Preferred peptide backbone conformations in the unfolded state revealed by the structure analysis of alanine-based (AXA) tripeptides in aqueous solution.

We have combined Fourier transform IR, polarized Raman spectroscopy, and vibrational CD measurements of the amide I' band profile of alanyl-X-alanine tripeptides in (2)H(2)O to obtain the dihedral angles of their central amino acid residue. X represents glycine, valine, methionine, histidine, serine, proline, lysine, leucine, tryptophan, tyrosine, and phenylalanine. The experimental data were analyzed by means of a recently developed algorithm, which exploits the excitonic coupling between the amide modes of the two peptide groups. The results were checked by measuring the respective electronic CD spectra. The investigated peptides can be sorted into three classes. Valine, phenylalanine, tryptophan, histidine, and serine predominantly adopt an extended beta-strand conformation. Cationic lysine and proline prefer a polyproline II-like structure.

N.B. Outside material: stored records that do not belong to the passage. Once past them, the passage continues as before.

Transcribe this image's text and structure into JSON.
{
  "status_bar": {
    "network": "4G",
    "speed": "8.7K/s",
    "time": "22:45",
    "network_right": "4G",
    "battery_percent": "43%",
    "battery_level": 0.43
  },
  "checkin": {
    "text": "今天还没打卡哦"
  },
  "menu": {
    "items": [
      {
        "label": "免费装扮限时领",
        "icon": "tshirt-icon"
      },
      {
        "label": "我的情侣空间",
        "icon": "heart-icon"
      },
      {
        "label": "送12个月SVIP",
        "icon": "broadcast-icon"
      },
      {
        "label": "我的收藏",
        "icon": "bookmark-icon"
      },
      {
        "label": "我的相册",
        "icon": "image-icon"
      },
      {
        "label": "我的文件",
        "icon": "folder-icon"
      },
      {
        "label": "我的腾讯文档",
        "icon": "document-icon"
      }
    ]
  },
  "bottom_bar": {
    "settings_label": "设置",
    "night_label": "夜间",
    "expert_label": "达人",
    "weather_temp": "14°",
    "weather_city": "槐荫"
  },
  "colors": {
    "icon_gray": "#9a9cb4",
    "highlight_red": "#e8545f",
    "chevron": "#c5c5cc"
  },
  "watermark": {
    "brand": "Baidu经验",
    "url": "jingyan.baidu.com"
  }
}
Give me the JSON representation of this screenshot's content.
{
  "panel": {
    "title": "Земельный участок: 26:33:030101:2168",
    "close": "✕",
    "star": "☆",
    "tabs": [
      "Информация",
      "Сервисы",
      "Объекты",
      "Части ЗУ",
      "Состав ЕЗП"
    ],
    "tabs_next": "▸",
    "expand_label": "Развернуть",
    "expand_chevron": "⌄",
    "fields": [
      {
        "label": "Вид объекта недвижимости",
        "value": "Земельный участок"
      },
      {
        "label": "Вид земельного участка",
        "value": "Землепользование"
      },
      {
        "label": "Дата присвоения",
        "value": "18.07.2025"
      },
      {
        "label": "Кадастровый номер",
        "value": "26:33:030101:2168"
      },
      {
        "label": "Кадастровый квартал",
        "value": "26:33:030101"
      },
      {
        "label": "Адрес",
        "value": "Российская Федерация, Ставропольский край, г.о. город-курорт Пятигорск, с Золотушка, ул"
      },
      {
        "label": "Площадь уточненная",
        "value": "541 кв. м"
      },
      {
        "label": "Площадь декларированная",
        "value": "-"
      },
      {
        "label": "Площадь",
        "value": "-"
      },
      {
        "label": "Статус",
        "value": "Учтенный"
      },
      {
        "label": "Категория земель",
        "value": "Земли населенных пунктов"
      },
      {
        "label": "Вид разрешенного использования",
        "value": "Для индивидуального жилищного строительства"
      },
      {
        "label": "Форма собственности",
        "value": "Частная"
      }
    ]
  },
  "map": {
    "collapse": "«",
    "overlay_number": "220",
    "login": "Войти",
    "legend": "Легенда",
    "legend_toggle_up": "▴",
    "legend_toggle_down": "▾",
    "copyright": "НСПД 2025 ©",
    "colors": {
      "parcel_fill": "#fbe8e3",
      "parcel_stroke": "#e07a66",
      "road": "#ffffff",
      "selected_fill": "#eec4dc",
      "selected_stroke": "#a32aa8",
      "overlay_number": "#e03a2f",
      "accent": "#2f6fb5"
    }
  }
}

Alanine, methionine, glycine, and leucine populate these two conformations with comparable probability. Our results are in variance with the prediction of the random-coil model, but supportive of Flory's isolated-pair hypothesis. We combined the obtained structural propensities of the investigated residues and similar information about other residues in the literature (i.e., glutamate, aspartate, isoleucine, and glutamine) to predict possible conformations of the monomeric amyloid beta peptide A beta(1-42) in aqueous solution, which reproduces results from most recent spectroscopic studies. Thus, it is demonstrated that the unfolded state of peptides can be understood in terms of the intrinsic structural propensities of their amino acid residues.